References to sexual assualt.
Maria had two Barbies when she was a kid. She infinitely preferred to steal her older brother's GI Joes, but in the instances where he was actually playing with them at the time—she was never allowed in on that, she was a girl—or, out of spite, had left them in a place she couldn't reach, Maria made sure her Barbies were in pants and the most sensible Barbie shoes to be found and sent them out to defend Hearth and Home.
It was infinitely more interesting than whatever the fuck they'd manage to get up to at the Fake Mall.
In high school, Maria found her first true love: rugby. She'd had two concussions by her senior year, a broken ankle, and more than a few bruised ribs.
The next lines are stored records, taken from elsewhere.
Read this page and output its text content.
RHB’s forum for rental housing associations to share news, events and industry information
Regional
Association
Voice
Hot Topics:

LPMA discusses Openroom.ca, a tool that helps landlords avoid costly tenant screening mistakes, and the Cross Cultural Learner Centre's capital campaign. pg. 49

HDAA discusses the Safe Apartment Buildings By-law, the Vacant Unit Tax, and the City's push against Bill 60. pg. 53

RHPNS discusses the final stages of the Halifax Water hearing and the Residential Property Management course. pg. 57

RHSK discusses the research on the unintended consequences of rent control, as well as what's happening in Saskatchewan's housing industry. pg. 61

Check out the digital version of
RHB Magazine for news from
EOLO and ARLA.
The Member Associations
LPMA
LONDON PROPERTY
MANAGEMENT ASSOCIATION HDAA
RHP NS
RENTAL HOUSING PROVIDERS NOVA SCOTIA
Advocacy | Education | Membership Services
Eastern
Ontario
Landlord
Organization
She went to Berkley on a scholarship.
The Air Force recruited her practically the second she walked on campus. They had a booth set up between the cafeteria and her dorm, and she glanced at their sign. It was all the encouragement they needed. In fairness, she didn't take much persuading.
She had pants and sensible shoes on, and flight navigation sounded better than comp & rhet any day.
She suspected she was a lifer even while being a reservist during her years at Berkley, but it was proven to her in her first few years of active duty. Things were set for her: she was going to fly planes and shoot targets until shot down or forcibly discharged.
Then she was shot down on a mission originating from Bagram and spent six days at the mercy of men who liked neither Americans nor women, and certainly not a combination of the two. Just because she was a pilot didn't mean Maria had skimped on hand-to-hand. Nothing else could come close to the rush she'd gotten from rugby, so she had simply trained harder and longer than her peers.
She broke a lot of bones, caused a lot of screaming. Not enough to keep herself out of harm's way.
Rescue came in the form of SHIELD and years later, Maria would learn had been completely incidental to the actual mission parameters. She woke in a SHIELD run medical facility where they took better care of her than she'd ever received in her life, and left her alone until she could get up of her own accord. So, three days.
She asked the first doctor she saw about getting back to Bagram, and the doctor said, "Let me talk to someone."
Whomever she spoke to sent an agent, who said, "We can take you back to your unit, of course, Lt. Hill."
She tilted her head. "But?"
"But you helped our agent accomplish his directives while three-quarters dead, so frankly, we'd like to steal you out from under the Air Force's nose."
She blinked at that. "That's not—I have a contract."
"It wouldn't be the first time we'd negotiated a transfer," the man said.
Maria couldn't believe she was thinking about it, even considering leaving the Air Force. It had been her home and family for the better part of eight years. But she'd seen the way the agent she'd helped fought. And the way he hadn't even considered not taking her out of there with him. She said, "Tell me what you're offering."